Каппель позвонил в двадцать ноль-ноль. Трубку поднял другой дежурный, утренний уже сменился. Связь по-прежнему была отличной.
– Ваше превосходительство, генерал Лебедев находится в театре.
– Скажите, ему было доложено о моем звонке?
– Так точно. Генерал Лебедев попросил позвонить ему завтра утром, часов в девять.
Каппель дал отбой, вернул трубку дежурному офицеру.
– Ладно, мы люди не гордые, позвоним завтра в девять утра.
Вечером, когда в штабе корпуса закончилось совещание, Каппель достал из книжного шкафа две бутылки шустовского коньяка, поставил на стол. Проворный Бржезовский внес в кабинет поднос с лафитниками.
Генерал разлил коньяк по стопкам, в кабинете словно солнышко проснулось, пахнуло южным жаром – старый шустовский коньяк оказался таким душистым, будто бы специально был настоян на ароматах юга. Тяжелое брыластое лицо начальника штаба оживилось, в глазах замерцала жизнь. Барышников воодушевленно потер руки.
– Выпьем за Россию, – предложил Каппель.
Начальник штаба внес поправку:
– За Россию и за вас, Владимир Оскарович! Мы – с вами, ваше превосходительство!
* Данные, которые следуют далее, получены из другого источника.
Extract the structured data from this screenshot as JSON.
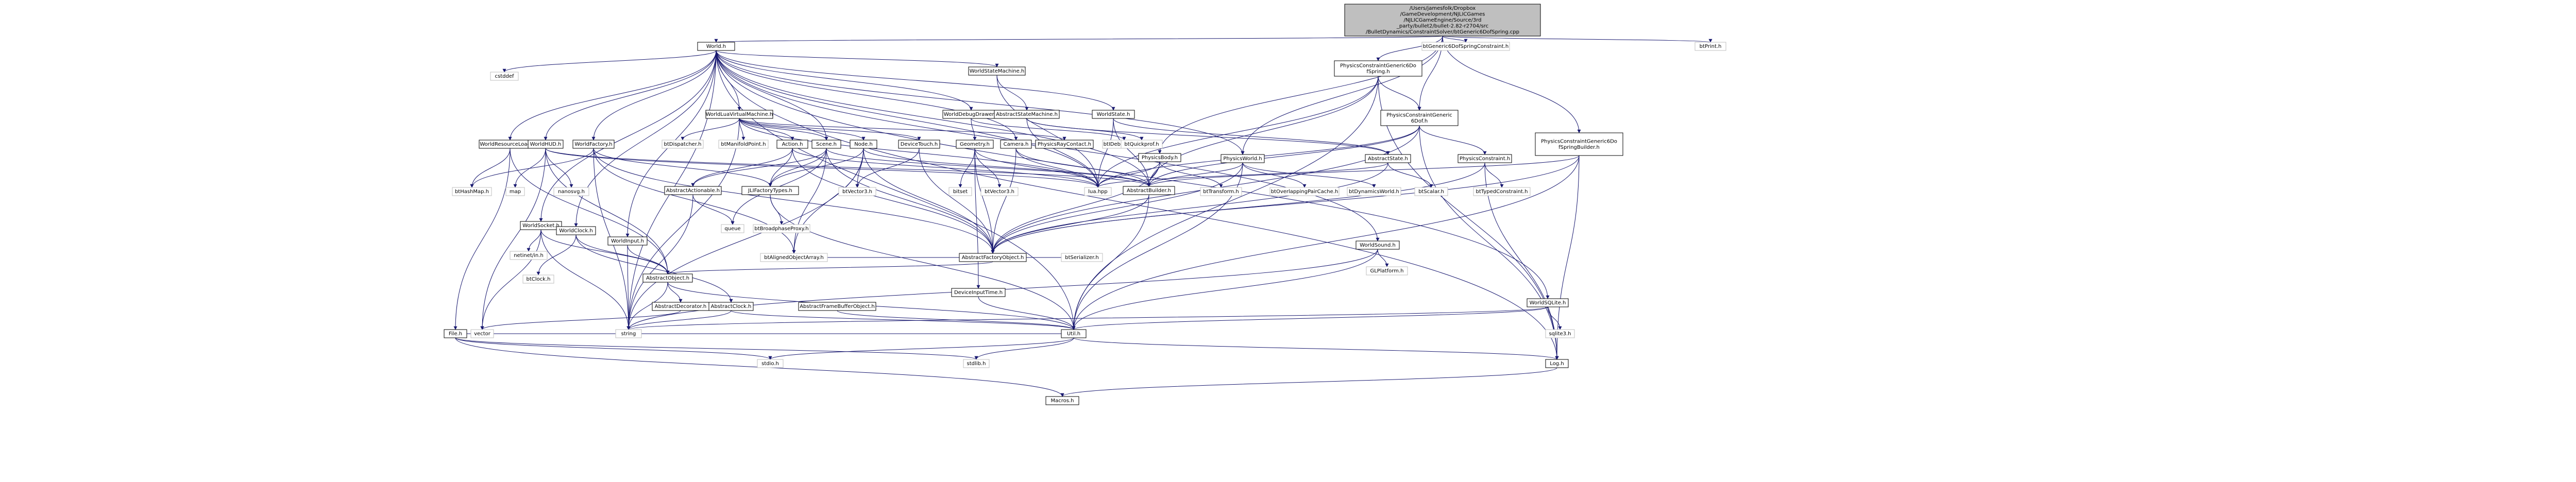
{
  "root": {
    "label_lines": [
      "/Users/jamesfolk/Dropbox",
      "/GameDevelopment/NJLICGames",
      "/NJLICGameEngine/Source/3rd",
      "_party/bullet2/bullet-2.82-r2704/src",
      "/BulletDynamics/ConstraintSolver/btGeneric6DofSpring.cpp"
    ],
    "label": "btGeneric6DofSpring.cpp"
  },
  "nodes": {
    "world_h": "World.h",
    "btgeneric6dofspringconstraint_h": "btGeneric6DofSpringConstraint.h",
    "btprint_h": "btPrint.h",
    "cstddef": "cstddef",
    "worldstatemachine_h": "WorldStateMachine.h",
    "physicsconstraintgeneric6dofspring_h": "PhysicsConstraintGeneric6DofSpring.h",
    "worldluavirtualmachine_h": "WorldLuaVirtualMachine.h",
    "worlddebugdrawer_h": "WorldDebugDrawer.h",
    "abstractstatemachine_h": "AbstractStateMachine.h",
    "worldstate_h": "WorldState.h",
    "physicsconstraintgeneric6dof_h": "PhysicsConstraintGeneric6Dof.h",
    "physicsconstraintgeneric6dofspringbuilder_h": "PhysicsConstraintGeneric6DofSpringBuilder.h",
    "worldresourceloader_h": "WorldResourceLoader.h",
    "worldhud_h": "WorldHUD.h",
    "worldfactory_h": "WorldFactory.h",
    "btdispatcher_h": "btDispatcher.h",
    "btmanifoldpoint_h": "btManifoldPoint.h",
    "action_h": "Action.h",
    "scene_h": "Scene.h",
    "node_h": "Node.h",
    "devicetouch_h": "DeviceTouch.h",
    "geometry_h": "Geometry.h",
    "camera_h": "Camera.h",
    "physicsraycontact_h": "PhysicsRayContact.h",
    "btdebugdraw_h": "btIDebugDraw.h",
    "btquickprof_h": "btQuickprof.h",
    "physicsbody_h": "PhysicsBody.h",
    "physicsworld_h": "PhysicsWorld.h",
    "abstractstate_h": "AbstractState.h",
    "physicsconstraint_h": "PhysicsConstraint.h",
    "bthashmap_h": "btHashMap.h",
    "map": "map",
    "nanosvg_h": "nanosvg.h",
    "abstractactionable_h": "AbstractActionable.h",
    "njlifactorytypes_h": "JLIFactoryTypes.h",
    "btvector3_h": "btVector3.h",
    "bitset": "bitset",
    "btvector3_h2": "btVector3.h",
    "lua_hpp": "lua.hpp",
    "abstractbuilder_h": "AbstractBuilder.h",
    "bttransform_h": "btTransform.h",
    "btoverlappingpaircache_h": "btOverlappingPairCache.h",
    "btdynamicsworld_h": "btDynamicsWorld.h",
    "btscalar_h": "btScalar.h",
    "bttypedconstraint_h": "btTypedConstraint.h",
    "worldsocket_h": "WorldSocket.h",
    "worldclock_h": "WorldClock.h",
    "netinetin_h": "netinet/in.h",
    "queue": "queue",
    "worldinput_h": "WorldInput.h",
    "btbroadphaseproxy_h": "btBroadphaseProxy.h",
    "abstractfactoryobject_h": "AbstractFactoryObject.h",
    "btalignedobjectarray_h": "btAlignedObjectArray.h",
    "btserializer_h": "btSerializer.h",
    "worldsound_h": "WorldSound.h",
    "glplatform_h": "GLPlatform.h",
    "btclock_h": "btClock.h",
    "abstractobject_h": "AbstractObject.h",
    "abstractdecorator_h": "AbstractDecorator.h",
    "abstractclock_h": "AbstractClock.h",
    "abstractframebufferobject_h": "AbstractFrameBufferObject.h",
    "devicereadertime_h": "DeviceInputTime.h",
    "worldsqlite_h": "WorldSQLite.h",
    "sqlite3_h": "sqlite3.h",
    "file_h": "File.h",
    "vector": "vector",
    "string": "string",
    "util_h": "Util.h",
    "log_h": "Log.h",
    "stdio_h": "stdio.h",
    "stdlib_h": "stdlib.h",
    "macros_h": "Macros.h"
  }
}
Каппель промолчал. Выпил коньяк. Вспомнив старое, с удовольствием растер языком несколько капель по небу: так они поступали в молодости, в драгунском полку, когда приезжали из глуши в блистательную Варшаву, и перед тем, как отбыть из польской столицы, забирались в какой-нибудь ресторан, чтобы промочить горло. Случалось, им подавали хороший коньяк, и тогда Каппель смаковал его, растирая языком по небу… Давно это было. Осталась лишь память, больше ничего. Лицо генерала посветлело, он поставил лафитник на стол, произнес коротко:
– Благодарю!
Через полчаса он, аккуратно ступая по скрипучим ступеням лестницы, морщась болезненно – лестница была старая, рассохшаяся, – поднялся к себе наверх, на цыпочках прошел в комнату к детям.
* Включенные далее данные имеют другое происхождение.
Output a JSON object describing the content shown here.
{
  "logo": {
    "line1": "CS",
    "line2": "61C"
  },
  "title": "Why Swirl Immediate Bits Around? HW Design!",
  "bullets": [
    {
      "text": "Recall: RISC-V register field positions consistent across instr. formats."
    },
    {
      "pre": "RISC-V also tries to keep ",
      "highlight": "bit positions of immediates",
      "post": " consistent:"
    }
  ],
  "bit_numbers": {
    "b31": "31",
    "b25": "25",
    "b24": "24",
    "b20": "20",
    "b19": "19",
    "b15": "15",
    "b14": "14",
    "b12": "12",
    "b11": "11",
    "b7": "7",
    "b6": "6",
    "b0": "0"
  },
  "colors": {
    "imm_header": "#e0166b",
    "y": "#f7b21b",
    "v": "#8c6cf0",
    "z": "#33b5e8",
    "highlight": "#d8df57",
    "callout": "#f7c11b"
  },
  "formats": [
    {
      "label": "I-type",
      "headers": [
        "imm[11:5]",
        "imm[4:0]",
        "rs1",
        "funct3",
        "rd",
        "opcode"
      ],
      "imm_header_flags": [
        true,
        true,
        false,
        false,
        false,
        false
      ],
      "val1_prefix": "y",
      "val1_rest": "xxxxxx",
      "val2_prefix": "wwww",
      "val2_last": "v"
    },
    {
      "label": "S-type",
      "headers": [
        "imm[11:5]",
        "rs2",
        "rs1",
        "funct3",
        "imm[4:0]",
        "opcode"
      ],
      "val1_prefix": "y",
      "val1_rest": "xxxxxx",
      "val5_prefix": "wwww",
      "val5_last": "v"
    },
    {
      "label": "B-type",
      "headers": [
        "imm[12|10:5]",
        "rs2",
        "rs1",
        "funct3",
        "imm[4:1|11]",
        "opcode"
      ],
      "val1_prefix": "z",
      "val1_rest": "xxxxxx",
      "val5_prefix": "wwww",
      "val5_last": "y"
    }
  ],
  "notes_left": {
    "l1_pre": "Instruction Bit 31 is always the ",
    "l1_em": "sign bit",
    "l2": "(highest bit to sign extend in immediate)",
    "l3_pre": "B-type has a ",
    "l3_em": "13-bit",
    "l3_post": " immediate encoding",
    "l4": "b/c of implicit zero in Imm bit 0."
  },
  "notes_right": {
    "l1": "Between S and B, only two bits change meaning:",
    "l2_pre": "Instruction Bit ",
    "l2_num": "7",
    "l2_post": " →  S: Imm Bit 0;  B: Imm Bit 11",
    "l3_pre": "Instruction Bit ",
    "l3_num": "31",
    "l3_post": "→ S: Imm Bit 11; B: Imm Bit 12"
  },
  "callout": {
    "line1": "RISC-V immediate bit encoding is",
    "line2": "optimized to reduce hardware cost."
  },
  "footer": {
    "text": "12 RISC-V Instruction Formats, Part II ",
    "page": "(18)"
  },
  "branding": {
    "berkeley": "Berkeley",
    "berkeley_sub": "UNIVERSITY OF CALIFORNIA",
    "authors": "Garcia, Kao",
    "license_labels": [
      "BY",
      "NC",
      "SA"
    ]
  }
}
Дети спали. В окно всовывали свои пушистые, покрытые снегом ветки две старые яблони, тихо поскребывали сучьями о стекло. Рождался новый ветер. Если принесется северный, неугомонный – будет затяжная пурга. На беду тех, кто попадет в нее. Каппель вздохнул, поправил на Кирилле одеяльце; тот, не просыпаясь, поднял голову, незряче посмотрел на отца, затем вновь опустил голову на подушку и едва слышно засопел. Дыхание у детей никогда не бывает тяжелым – всегда легкое, почти неслышимое.
Кирилл не был похож ни на мать, ни на отца, ни на деда – в его лице словно слились черты обоих родов, но все же больше было черт Каппелей, а вот Таня была Олиной копией – вылитая мать. Каппель ощутил, как у него тихо сжалось сердце, он даже услышал далекий сдавленный скулеж, тоскливый, очень болезненный, в висках раздался звон, и генерал невольно покрутил головой, освобождаясь от этого горького звона.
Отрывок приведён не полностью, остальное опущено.